Here’s an example where pipeline is used to track changes to product information3.

sql

CREATE PIPELINE changing_dimension_pipeline
AS LOAD DATA FS '/product_history.txt'
INTO PROCEDURE changing_dimension_proc
FIELDS TERMINATED BY ',';

START PIPELINE changing_dimension_pipeline;

This pipeline loads data into a stored procedure, changing_dimension_proc 3. This procedure could contain logic for handling changes to existing records3.

For more customized operations, you can also use a stored procedure, where you can apply more complex logic on the incoming rows. If you need to ignore certain records, (such as header or trailer records) you can use a transform function as suggested in this forum post4. Lastly, column changes in the files can be handled using a JSON pipeline strategy5.
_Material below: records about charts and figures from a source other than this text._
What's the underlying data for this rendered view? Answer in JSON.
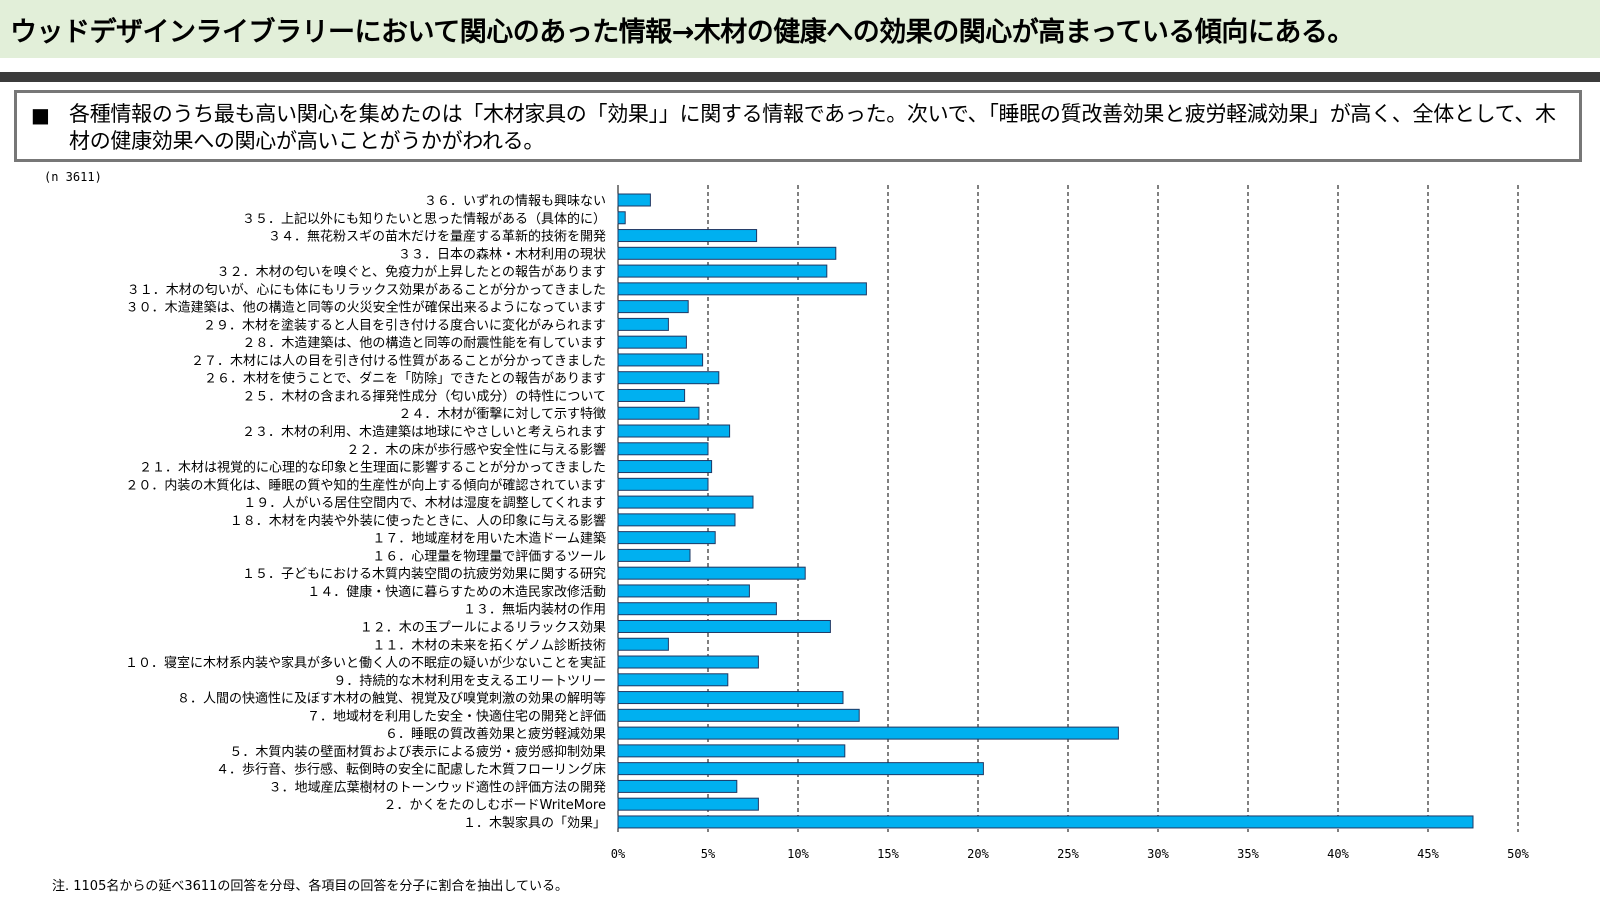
{
  "header": {
    "title": "ウッドデザインライブラリーにおいて関心のあった情報→木材の健康への効果の関心が高まっている傾向にある。"
  },
  "summary": {
    "bullet": "■",
    "text": "各種情報のうち最も高い関心を集めたのは「木材家具の「効果」」に関する情報であった。次いで、「睡眠の質改善効果と疲労軽減効果」が高く、全体として、木材の健康効果への関心が高いことがうかがわれる。"
  },
  "n_label": "(n 3611)",
  "footnote": "注. 1105名からの延べ3611の回答を分母、各項目の回答を分子に割合を抽出している。",
  "colors": {
    "bar": "#00b0f0",
    "bar_border": "#1f3864",
    "grid": "#000000",
    "title_band": "#e2efd9"
  },
  "chart_data": {
    "type": "bar",
    "orientation": "horizontal",
    "categories": [
      "３６．いずれの情報も興味ない",
      "３５．上記以外にも知りたいと思った情報がある（具体的に）",
      "３４．無花粉スギの苗木だけを量産する革新的技術を開発",
      "３３．日本の森林・木材利用の現状",
      "３２．木材の匂いを嗅ぐと、免疫力が上昇したとの報告があります",
      "３１．木材の匂いが、心にも体にもリラックス効果があることが分かってきました",
      "３０．木造建築は、他の構造と同等の火災安全性が確保出来るようになっています",
      "２９．木材を塗装すると人目を引き付ける度合いに変化がみられます",
      "２８．木造建築は、他の構造と同等の耐震性能を有しています",
      "２７．木材には人の目を引き付ける性質があることが分かってきました",
      "２６．木材を使うことで、ダニを「防除」できたとの報告があります",
      "２５．木材の含まれる揮発性成分（匂い成分）の特性について",
      "２４．木材が衝撃に対して示す特徴",
      "２３．木材の利用、木造建築は地球にやさしいと考えられます",
      "２２．木の床が歩行感や安全性に与える影響",
      "２１．木材は視覚的に心理的な印象と生理面に影響することが分かってきました",
      "２０．内装の木質化は、睡眠の質や知的生産性が向上する傾向が確認されています",
      "１９．人がいる居住空間内で、木材は湿度を調整してくれます",
      "１８．木材を内装や外装に使ったときに、人の印象に与える影響",
      "１７．地域産材を用いた木造ドーム建築",
      "１６．心理量を物理量で評価するツール",
      "１５．子どもにおける木質内装空間の抗疲労効果に関する研究",
      "１４．健康・快適に暮らすための木造民家改修活動",
      "１３．無垢内装材の作用",
      "１２．木の玉プールによるリラックス効果",
      "１１．木材の未来を拓くゲノム診断技術",
      "１０．寝室に木材系内装や家具が多いと働く人の不眠症の疑いが少ないことを実証",
      "９．持続的な木材利用を支えるエリートツリー",
      "８．人間の快適性に及ぼす木材の触覚、視覚及び嗅覚刺激の効果の解明等",
      "７．地域材を利用した安全・快適住宅の開発と評価",
      "６．睡眠の質改善効果と疲労軽減効果",
      "５．木質内装の壁面材質および表示による疲労・疲労感抑制効果",
      "４．歩行音、歩行感、転倒時の安全に配慮した木質フローリング床",
      "３．地域産広葉樹材のトーンウッド適性の評価方法の開発",
      "２．かくをたのしむボードWriteMore",
      "１．木製家具の「効果」"
    ],
    "values": [
      1.8,
      0.4,
      7.7,
      12.1,
      11.6,
      13.8,
      3.9,
      2.8,
      3.8,
      4.7,
      5.6,
      3.7,
      4.5,
      6.2,
      5.0,
      5.2,
      5.0,
      7.5,
      6.5,
      5.4,
      4.0,
      10.4,
      7.3,
      8.8,
      11.8,
      2.8,
      7.8,
      6.1,
      12.5,
      13.4,
      27.8,
      12.6,
      20.3,
      6.6,
      7.8,
      47.5
    ],
    "xlim": [
      0,
      50
    ],
    "x_ticks": [
      "0%",
      "5%",
      "10%",
      "15%",
      "20%",
      "25%",
      "30%",
      "35%",
      "40%",
      "45%",
      "50%"
    ],
    "grid": "vertical dashed",
    "legend": "none"
  }
}
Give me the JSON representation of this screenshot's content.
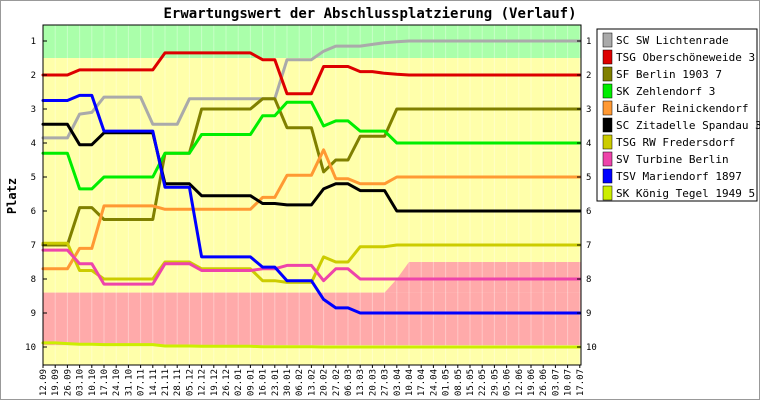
{
  "chart_data": {
    "type": "line",
    "title": "Erwartungswert der Abschlussplatzierung (Verlauf)",
    "ylabel": "Platz",
    "xlabel": "",
    "ylim": [
      10,
      1
    ],
    "yticks": [
      1,
      2,
      3,
      4,
      5,
      6,
      7,
      8,
      9,
      10
    ],
    "legend_position": "right",
    "bands": [
      {
        "name": "promotion",
        "color": "#aaffaa"
      },
      {
        "name": "middle",
        "color": "#ffffaa"
      },
      {
        "name": "relegation",
        "color": "#ffaaaa"
      }
    ],
    "categories": [
      "12.09",
      "19.09",
      "26.09",
      "03.10",
      "10.10",
      "17.10",
      "24.10",
      "31.10",
      "07.11",
      "14.11",
      "21.11",
      "28.11",
      "05.12",
      "12.12",
      "19.12",
      "26.12",
      "02.01",
      "09.01",
      "16.01",
      "23.01",
      "30.01",
      "06.02",
      "13.02",
      "20.02",
      "27.02",
      "06.03",
      "13.03",
      "20.03",
      "27.03",
      "03.04",
      "10.04",
      "17.04",
      "24.04",
      "01.05",
      "08.05",
      "15.05",
      "22.05",
      "29.05",
      "05.06",
      "12.06",
      "19.06",
      "26.06",
      "03.07",
      "10.07",
      "17.07"
    ],
    "series": [
      {
        "name": "SC SW Lichtenrade",
        "color": "#aaaaaa",
        "values": [
          3.85,
          3.85,
          3.85,
          3.15,
          3.1,
          2.65,
          2.65,
          2.65,
          2.65,
          3.45,
          3.45,
          3.45,
          2.7,
          2.7,
          2.7,
          2.7,
          2.7,
          2.7,
          2.7,
          2.7,
          1.55,
          1.55,
          1.55,
          1.3,
          1.15,
          1.15,
          1.15,
          1.1,
          1.05,
          1.02,
          1.0,
          1.0,
          1.0,
          1.0,
          1.0,
          1.0,
          1.0,
          1.0,
          1.0,
          1.0,
          1.0,
          1.0,
          1.0,
          1.0,
          1.0
        ]
      },
      {
        "name": "TSG Oberschöneweide 3",
        "color": "#dd0000",
        "values": [
          2.0,
          2.0,
          2.0,
          1.85,
          1.85,
          1.85,
          1.85,
          1.85,
          1.85,
          1.85,
          1.35,
          1.35,
          1.35,
          1.35,
          1.35,
          1.35,
          1.35,
          1.35,
          1.55,
          1.55,
          2.55,
          2.55,
          2.55,
          1.75,
          1.75,
          1.75,
          1.9,
          1.9,
          1.95,
          1.98,
          2.0,
          2.0,
          2.0,
          2.0,
          2.0,
          2.0,
          2.0,
          2.0,
          2.0,
          2.0,
          2.0,
          2.0,
          2.0,
          2.0,
          2.0
        ]
      },
      {
        "name": "SF Berlin 1903 7",
        "color": "#808000",
        "values": [
          7.0,
          7.0,
          7.0,
          5.9,
          5.9,
          6.25,
          6.25,
          6.25,
          6.25,
          6.25,
          4.3,
          4.3,
          4.3,
          3.0,
          3.0,
          3.0,
          3.0,
          3.0,
          2.7,
          2.7,
          3.55,
          3.55,
          3.55,
          4.85,
          4.5,
          4.5,
          3.8,
          3.8,
          3.8,
          3.0,
          3.0,
          3.0,
          3.0,
          3.0,
          3.0,
          3.0,
          3.0,
          3.0,
          3.0,
          3.0,
          3.0,
          3.0,
          3.0,
          3.0,
          3.0
        ]
      },
      {
        "name": "SK Zehlendorf 3",
        "color": "#00ee00",
        "values": [
          4.3,
          4.3,
          4.3,
          5.35,
          5.35,
          5.0,
          5.0,
          5.0,
          5.0,
          5.0,
          4.3,
          4.3,
          4.3,
          3.75,
          3.75,
          3.75,
          3.75,
          3.75,
          3.2,
          3.2,
          2.8,
          2.8,
          2.8,
          3.5,
          3.35,
          3.35,
          3.65,
          3.65,
          3.65,
          4.0,
          4.0,
          4.0,
          4.0,
          4.0,
          4.0,
          4.0,
          4.0,
          4.0,
          4.0,
          4.0,
          4.0,
          4.0,
          4.0,
          4.0,
          4.0
        ]
      },
      {
        "name": "Läufer Reinickendorf",
        "color": "#ff9933",
        "values": [
          7.7,
          7.7,
          7.7,
          7.1,
          7.1,
          5.85,
          5.85,
          5.85,
          5.85,
          5.85,
          5.95,
          5.95,
          5.95,
          5.95,
          5.95,
          5.95,
          5.95,
          5.95,
          5.6,
          5.6,
          4.95,
          4.95,
          4.95,
          4.2,
          5.05,
          5.05,
          5.2,
          5.2,
          5.2,
          5.0,
          5.0,
          5.0,
          5.0,
          5.0,
          5.0,
          5.0,
          5.0,
          5.0,
          5.0,
          5.0,
          5.0,
          5.0,
          5.0,
          5.0,
          5.0
        ]
      },
      {
        "name": "SC Zitadelle Spandau 3",
        "color": "#000000",
        "values": [
          3.45,
          3.45,
          3.45,
          4.05,
          4.05,
          3.7,
          3.7,
          3.7,
          3.7,
          3.7,
          5.2,
          5.2,
          5.2,
          5.55,
          5.55,
          5.55,
          5.55,
          5.55,
          5.78,
          5.78,
          5.82,
          5.82,
          5.82,
          5.35,
          5.2,
          5.2,
          5.4,
          5.4,
          5.4,
          6.0,
          6.0,
          6.0,
          6.0,
          6.0,
          6.0,
          6.0,
          6.0,
          6.0,
          6.0,
          6.0,
          6.0,
          6.0,
          6.0,
          6.0,
          6.0
        ]
      },
      {
        "name": "TSG RW Fredersdorf",
        "color": "#cccc00",
        "values": [
          6.95,
          6.95,
          6.95,
          7.75,
          7.75,
          8.0,
          8.0,
          8.0,
          8.0,
          8.0,
          7.5,
          7.5,
          7.5,
          7.7,
          7.7,
          7.7,
          7.7,
          7.7,
          8.05,
          8.05,
          8.1,
          8.1,
          8.1,
          7.35,
          7.5,
          7.5,
          7.05,
          7.05,
          7.05,
          7.0,
          7.0,
          7.0,
          7.0,
          7.0,
          7.0,
          7.0,
          7.0,
          7.0,
          7.0,
          7.0,
          7.0,
          7.0,
          7.0,
          7.0,
          7.0
        ]
      },
      {
        "name": "SV Turbine Berlin",
        "color": "#ee44aa",
        "values": [
          7.15,
          7.15,
          7.15,
          7.55,
          7.55,
          8.15,
          8.15,
          8.15,
          8.15,
          8.15,
          7.55,
          7.55,
          7.55,
          7.75,
          7.75,
          7.75,
          7.75,
          7.75,
          7.7,
          7.7,
          7.6,
          7.6,
          7.6,
          8.05,
          7.7,
          7.7,
          8.0,
          8.0,
          8.0,
          8.0,
          8.0,
          8.0,
          8.0,
          8.0,
          8.0,
          8.0,
          8.0,
          8.0,
          8.0,
          8.0,
          8.0,
          8.0,
          8.0,
          8.0,
          8.0
        ]
      },
      {
        "name": "TSV Mariendorf 1897",
        "color": "#0000ff",
        "values": [
          2.75,
          2.75,
          2.75,
          2.6,
          2.6,
          3.65,
          3.65,
          3.65,
          3.65,
          3.65,
          5.3,
          5.3,
          5.3,
          7.35,
          7.35,
          7.35,
          7.35,
          7.35,
          7.65,
          7.65,
          8.05,
          8.05,
          8.05,
          8.6,
          8.85,
          8.85,
          9.0,
          9.0,
          9.0,
          9.0,
          9.0,
          9.0,
          9.0,
          9.0,
          9.0,
          9.0,
          9.0,
          9.0,
          9.0,
          9.0,
          9.0,
          9.0,
          9.0,
          9.0,
          9.0
        ]
      },
      {
        "name": "SK König Tegel 1949 5",
        "color": "#ccee00",
        "values": [
          9.88,
          9.88,
          9.9,
          9.92,
          9.92,
          9.93,
          9.93,
          9.93,
          9.93,
          9.93,
          9.97,
          9.97,
          9.97,
          9.98,
          9.98,
          9.98,
          9.98,
          9.98,
          9.99,
          9.99,
          9.99,
          9.99,
          9.99,
          10.0,
          10.0,
          10.0,
          10.0,
          10.0,
          10.0,
          10.0,
          10.0,
          10.0,
          10.0,
          10.0,
          10.0,
          10.0,
          10.0,
          10.0,
          10.0,
          10.0,
          10.0,
          10.0,
          10.0,
          10.0,
          10.0
        ]
      }
    ]
  }
}
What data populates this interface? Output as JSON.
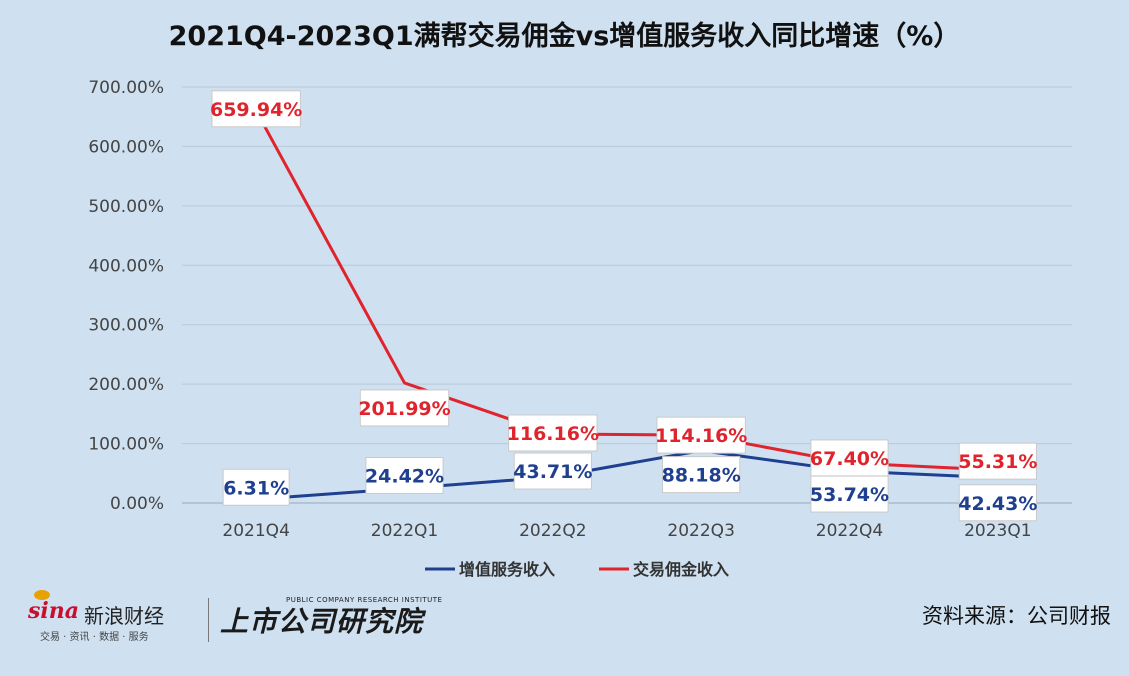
{
  "title": "2021Q4-2023Q1满帮交易佣金vs增值服务收入同比增速（%）",
  "chart_data": {
    "type": "line",
    "title": "2021Q4-2023Q1满帮交易佣金vs增值服务收入同比增速（%）",
    "categories": [
      "2021Q4",
      "2022Q1",
      "2022Q2",
      "2022Q3",
      "2022Q4",
      "2023Q1"
    ],
    "y_ticks": [
      "0.00%",
      "100.00%",
      "200.00%",
      "300.00%",
      "400.00%",
      "500.00%",
      "600.00%",
      "700.00%"
    ],
    "ylim": [
      0,
      700
    ],
    "grid": true,
    "legend_position": "bottom",
    "series": [
      {
        "name": "增值服务收入",
        "color": "#1f3f8f",
        "values": [
          6.31,
          24.42,
          43.71,
          88.18,
          53.74,
          42.43
        ],
        "labels": [
          "6.31%",
          "24.42%",
          "43.71%",
          "88.18%",
          "53.74%",
          "42.43%"
        ]
      },
      {
        "name": "交易佣金收入",
        "color": "#e0242d",
        "values": [
          659.94,
          201.99,
          116.16,
          114.16,
          67.4,
          55.31
        ],
        "labels": [
          "659.94%",
          "201.99%",
          "116.16%",
          "114.16%",
          "67.40%",
          "55.31%"
        ]
      }
    ]
  },
  "footer": {
    "sina_logo": "sina",
    "sina_name": "新浪财经",
    "sina_sub": "交易 · 资讯 · 数据 · 服务",
    "research_name": "上市公司研究院",
    "research_en": "PUBLIC COMPANY RESEARCH INSTITUTE",
    "source": "资料来源：公司财报"
  }
}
Please keep in mind that handling changing file formats and maintaining a real-time reflection of your source data in the database, particularly with deletions, can be complex. An alternative approach could involve creating a complete snapshot of your data with each daily load, and completely replacing the old data with the new.

carrierone · June 28, 2023, 4:00pm

After some lengthy chat with SQrL, looks like I have to do the old school method…

However, directly replacing all the data in a table would cause the table to be unavailable during the operation. If you need to replace all data and then make it “go live”, you should consider creating a new table, loading the data into the new table, and once the data loading is done, rename the tables to switch them. Renaming tables is a metadata operation and is almost instantaneous, so the downtime should be minimal:

sql
CREATE TABLE new_my_table LIKE my_table;
LOAD DATA INTO new_my_table ...;

RENAME TABLE my_table TO old_my_table, new_my_table TO my_table;
DROP TABLE old_my_table;
Remember, the above examples are generic and might need adjustment based on your exact use case and setup1 2 3 4.